Restando pouco mais de 18 dias para o Brasil ir às urnas, o presidente Luiz Inácio Lula da Silva (PT), candidato à reeleição, recebeu nesta quarta-feira (16) pastores evangélicos no Palácio da Alvorada. Além de brasileiros, que compõem a Frente de Evangélicos pelo Estado de Direito, o encontro reuniu representantes dos Estados Unidos e de Cuba.
Na ocasião, o chefe do Executivo reafirmou que não faz política dentro de igrejas, por respeito à fé de cada pessoa.
“Se eu quiser fazer política eu faço na rua, mas na igreja eu não faço, em nenhuma igreja, porque eu acho que cada ser humano tem que ter o seu momento de paz para conversar com Deus”, defendeu o presidente.
O petista também reforçou a importância da igualdade de gênero dentro das instituições religiosas, destacando o crescimento das igrejas evangélicas no país.
“A religião para mim é uma coisa sagrada. E eu respeito as pessoas que acreditam na religião que quiserem acreditar. Ninguém precisa prestar contas para mim nem para ninguém: você e Deus são únicos e não precisa ninguém saber o que você fala, o que você faz”, declarou.

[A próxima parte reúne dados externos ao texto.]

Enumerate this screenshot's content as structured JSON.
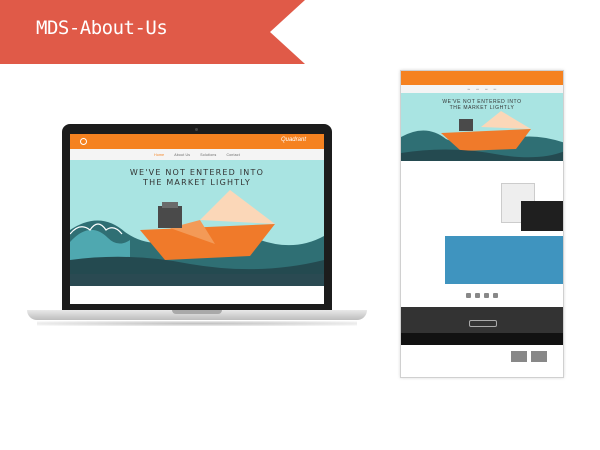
{
  "banner": {
    "title": "MDS-About-Us"
  },
  "colors": {
    "banner": "#e05a48",
    "brand_orange": "#f58220",
    "hero_teal": "#a9e4e2",
    "accent_blue": "#3f94bf"
  },
  "laptop_site": {
    "brand": "Quadrant",
    "nav": [
      "Home",
      "About Us",
      "Solutions",
      "Contact"
    ],
    "headline_line1": "WE'VE NOT ENTERED INTO",
    "headline_line2": "THE MARKET LIGHTLY"
  },
  "mobile_site": {
    "headline_line1": "WE'VE NOT ENTERED INTO",
    "headline_line2": "THE MARKET LIGHTLY"
  }
}
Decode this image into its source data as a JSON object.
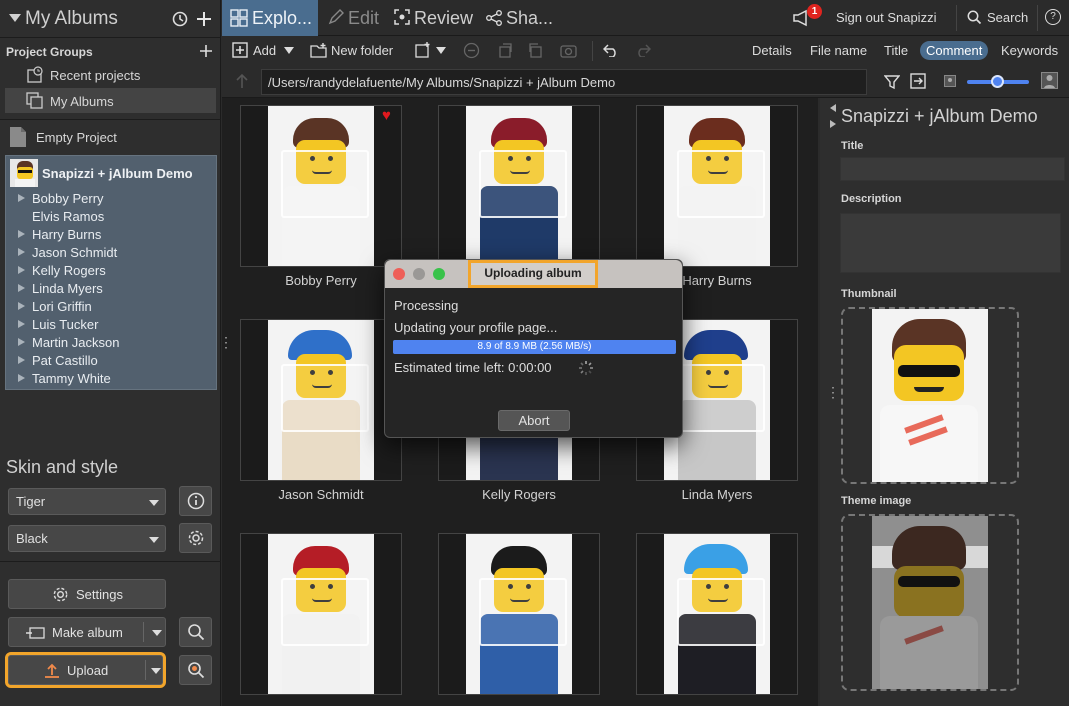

O presidente aproveitou o encontro para anunciar que, no caso de ser reeleito, criará uma política nacional de cuidado voltada à população idosa, com foco no combate ao isolamento social de pessoas mais velhas e na ampliação do atendimento domiciliar a quem está doente.
O presidente também destacou conquistas do seu terceiro mandato, como a retirada do país do mapa da fome pela segunda vez e reafirmou a luta contra a desigualdade como a “causa primária” de suas gestões.
Recado a Trump
Lula contou aos religiosos que disse diretamente ao presidente dos Estados Unidos, Donald Trump, para não interferir no pleito brasileiro e defendeu a credibilidade das urnas eletrônicas. “Não se meta nas eleições brasileiras, porque as eleições brasileiras são um problema do povo brasileiro. E não duvide das urnas brasileiras!”
O presidente ainda criticou adversários que negaram o resultado das urnas e hoje respondem — ou foram condenados — por tentativa de golpe de Estado. “São os que negam a urna, os que negam a democracia que estavam no poder. E agora estão na cadeia, porque tentaram dar um golpe de Estado”, declarou.